Kart boy gear stick bushes are in the mail, looking forward to getting those.

Cheers,
Rhys
 
Not sure how many people are aware of them, but when you have rounded off the hex, you can still remove the nut/bolt with what is know as a flank frive socket. This socket, unlike normal sockets, bears against the flat of the hex, not the point like normal sockets do. A friend came to me upset because in trying to remove the axle shaft (no IRS) he had rounded off one of the 4 nuts that retain the axle. I went down with my flank drives sockets and removed the nut straight away. They are a single hex socket, with the corners of the hex cut back comapred to a normal single hex. Worth their weight in gold


I had an interesting time the past two days. RH engine mount on the H6 has been broken for a while, my first solution was to try to tighten the nut through the cross member. I rounded the nuts and thought "fkc" what am i going to do when i get the replacement. Replacement arrive and like a moron i has ordered the LH side?! Attempt 2 i ordered RH side and figured i will replace both. So this weekend had to deal with rounded nut, located up in the crossmember between steering rack, behind headers and sway bar. Pain in the buttock. I could not get vice grips on it, and the set of nut cracker sockets i got where just stripping metal. Solution was to sit under the car for half a day and file away one side of the nut. This worked and two new engine mounts are now in, no more squeeks and shuddering in gear changes.

Tension pulley bearing has also been playing up. I have now replaced both the idler and tension pulley bearing and the serpentine belt while i was at it. New platinum plugs have also gone in, the oldies were baked to hell. Also replaced RH rocker cover gasket, still very slight leak but nowhere near as bad as it was.

Kart boy gear stick bushes are in the mail, looking forward to getting those.

Cheers,
Rhys
 
Yeah bugger Venom! Glad you've got it sorted now.

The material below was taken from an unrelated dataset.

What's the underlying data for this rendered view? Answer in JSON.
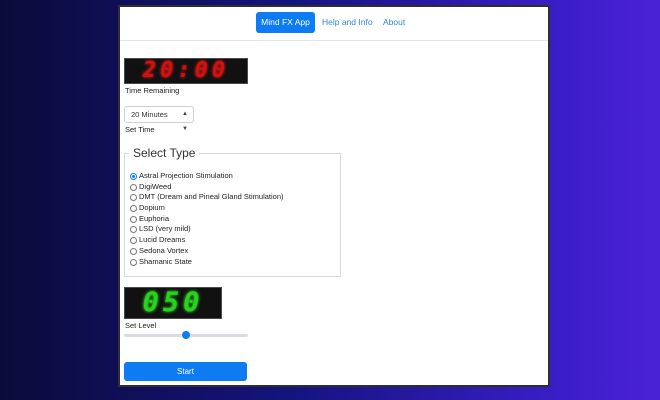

In other news my check engine light came on today - codes 21, 22, 24, 31 and 13. It sounds like I don't look after my subi but its quite the opposite. I don't know what has triggered these codes but I had 2 before I came up to the snow - one of them was eliminated when I replaced the coolant sensor, but now it is back - code 21 :evil:

Now the fun begins with trying to remedy these codes without shelling out for new sensors just yet!

Cheers

Bennie
 
Gave my Forry an oil & filter change today. :)
Now it's ready for next w-ends camping trip with the Subaru & Recreational 4WD Club. :ebiggrin:

Regards
Mr Turbo
 
Found that the Forrie has a rear diff whine. Meanwhile, the WRX has had a brain transplant and while it is too early to give a difinitive judgement, it seems much smoother. Now that it has launch control and anti lag, it might be a bit more fun to drive. Unfortunately, it might be time for a new turbo
 
Had front King Springs & KYB Excel-G's fitted today (rears were done 2 months back). So now I'm running all new suspension. Woo! :discomonkey:

I kept the front at standard height (still is a tad higher than stock) but put 30mm raised springs in the back. Now when I have 100kg of camping gear in the back it sits perfectly flat. I can't stand seeing uneven space in the wheel arches.

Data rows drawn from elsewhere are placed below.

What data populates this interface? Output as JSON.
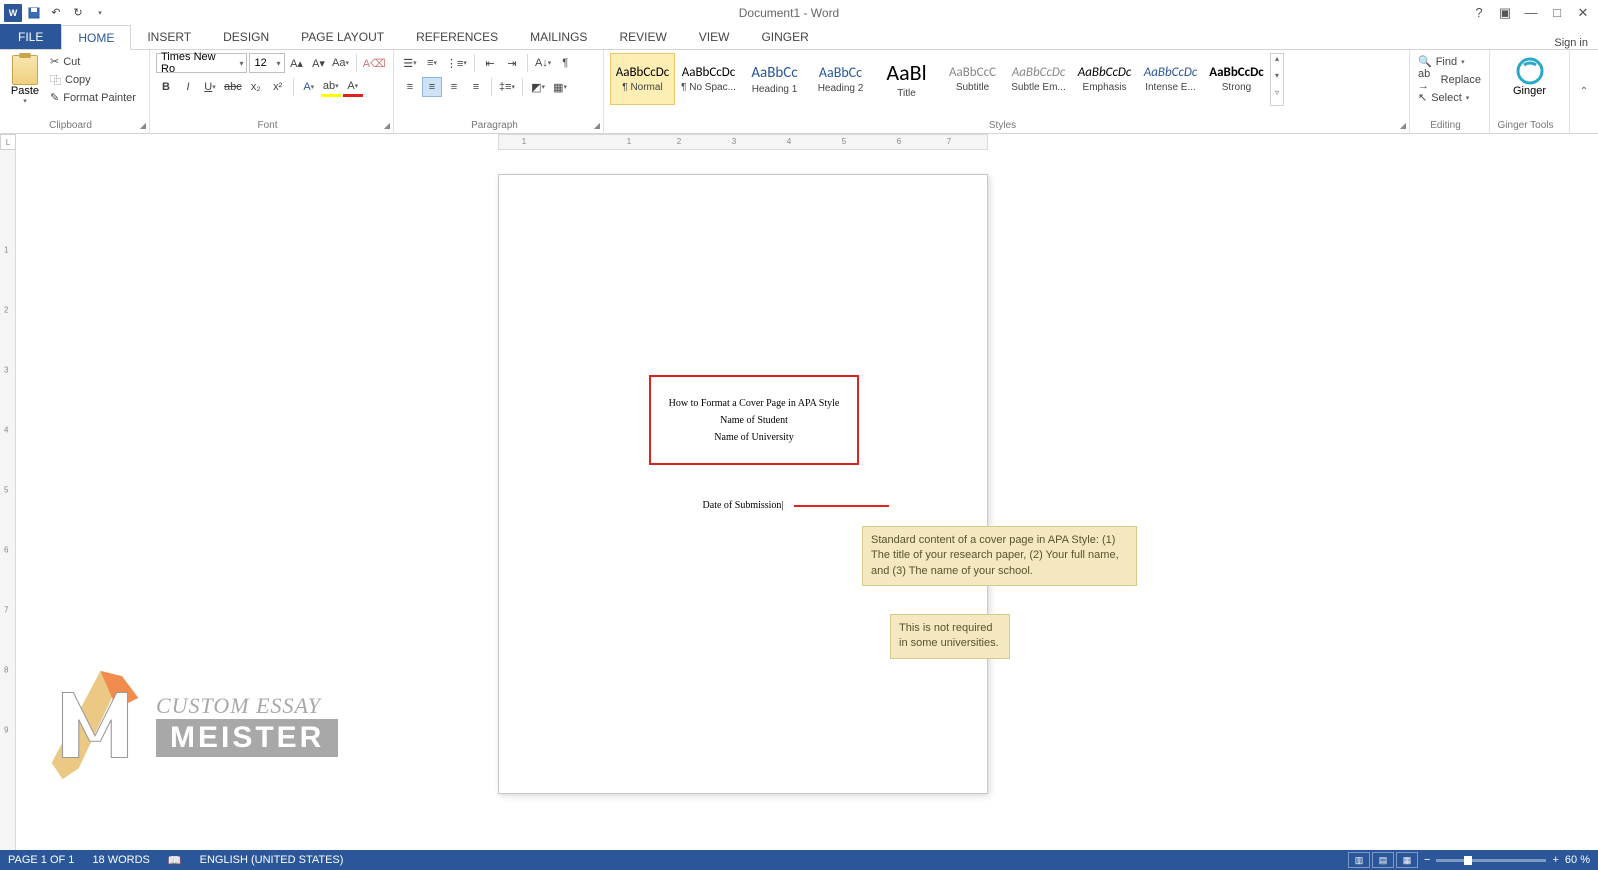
{
  "titlebar": {
    "title": "Document1 - Word",
    "signin": "Sign in"
  },
  "tabs": {
    "file": "FILE",
    "home": "HOME",
    "insert": "INSERT",
    "design": "DESIGN",
    "pagelayout": "PAGE LAYOUT",
    "references": "REFERENCES",
    "mailings": "MAILINGS",
    "review": "REVIEW",
    "view": "VIEW",
    "ginger": "GINGER"
  },
  "clipboard": {
    "paste": "Paste",
    "cut": "Cut",
    "copy": "Copy",
    "format_painter": "Format Painter",
    "label": "Clipboard"
  },
  "font": {
    "family": "Times New Ro",
    "size": "12",
    "label": "Font"
  },
  "paragraph": {
    "label": "Paragraph"
  },
  "styles": {
    "label": "Styles",
    "items": [
      {
        "prev": "AaBbCcDc",
        "name": "¶ Normal"
      },
      {
        "prev": "AaBbCcDc",
        "name": "¶ No Spac..."
      },
      {
        "prev": "AaBbCc",
        "name": "Heading 1"
      },
      {
        "prev": "AaBbCc",
        "name": "Heading 2"
      },
      {
        "prev": "AaBl",
        "name": "Title"
      },
      {
        "prev": "AaBbCcC",
        "name": "Subtitle"
      },
      {
        "prev": "AaBbCcDc",
        "name": "Subtle Em..."
      },
      {
        "prev": "AaBbCcDc",
        "name": "Emphasis"
      },
      {
        "prev": "AaBbCcDc",
        "name": "Intense E..."
      },
      {
        "prev": "AaBbCcDc",
        "name": "Strong"
      }
    ]
  },
  "editing": {
    "find": "Find",
    "replace": "Replace",
    "select": "Select",
    "label": "Editing"
  },
  "gingertool": {
    "label": "Ginger Tools",
    "btn": "Ginger"
  },
  "document": {
    "title_line": "How to Format a Cover Page in APA Style",
    "name_line": "Name of Student",
    "univ_line": "Name of University",
    "date_line": "Date of Submission"
  },
  "comments": {
    "c1": "Standard content of a cover page in APA Style: (1) The title of your research paper, (2) Your full name, and (3) The name of your school.",
    "c2": "This is not required in some universities."
  },
  "watermark": {
    "top": "CUSTOM ESSAY",
    "bottom": "MEISTER"
  },
  "status": {
    "page": "PAGE 1 OF 1",
    "words": "18 WORDS",
    "lang": "ENGLISH (UNITED STATES)",
    "zoom": "60 %"
  },
  "ruler": {
    "marks": [
      "1",
      "1",
      "2",
      "3",
      "4",
      "5",
      "6",
      "7"
    ]
  }
}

ps: to Rally - I had what I thought was the dreaded diff whine - but it ended up being the bearings so it all worked out quite cheap in the end. I hope it's just your bearings.

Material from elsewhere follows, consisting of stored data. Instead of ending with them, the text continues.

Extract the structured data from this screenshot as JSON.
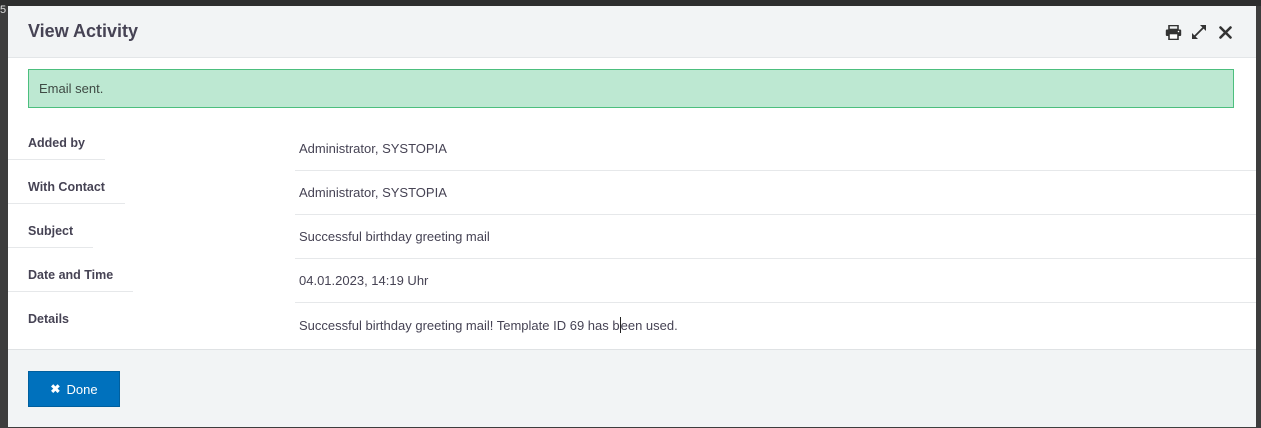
{
  "backdrop": {
    "corner_char": "5"
  },
  "dialog": {
    "title": "View Activity",
    "tools": [
      {
        "icon": "print-icon"
      },
      {
        "icon": "expand-icon"
      },
      {
        "icon": "close-icon"
      }
    ]
  },
  "alert": {
    "message": "Email sent."
  },
  "details": {
    "rows": [
      {
        "label": "Added by",
        "value": "Administrator, SYSTOPIA"
      },
      {
        "label": "With Contact",
        "value": "Administrator, SYSTOPIA"
      },
      {
        "label": "Subject",
        "value": "Successful birthday greeting mail"
      },
      {
        "label": "Date and Time",
        "value": "04.01.2023, 14:19 Uhr"
      },
      {
        "label": "Details",
        "value_before_caret": "Successful birthday greeting mail! Template ID 69 has b",
        "value_after_caret": "een used."
      }
    ]
  },
  "footer": {
    "done_label": "Done"
  },
  "colors": {
    "accent": "#0071bd",
    "success_bg": "#bde8d2",
    "success_border": "#4cbf7e",
    "text": "#464354"
  }
}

Now I just need to do a gearbox oil change, an all round belt replacement and a fuel filter and I've done my 150,000km service (at 141,000) and I'll have a completely trouble-free Strzelecki / Eyre / Birdsville trip.
 
I wish it were bearings, but it is engine load related. As soon as I back off the throttle, the noise disappears. Only happens at speeds 100 and above.
 
Haven't done any work, but began seriously planning what I'm going to do with my Forester in regards to it finally hitting 200,000 KMs a couple of weeks ago. Considering buying another engine and rebuilding it but rebuilding it strong with forged internals etc. Keeping it N/A (mainly because I dont want to swap the cross member) but gonna build it like a turbo engine.

Once it's built I'll do a swap, and do a general service on the rest of the car, replace the CV shafts etc.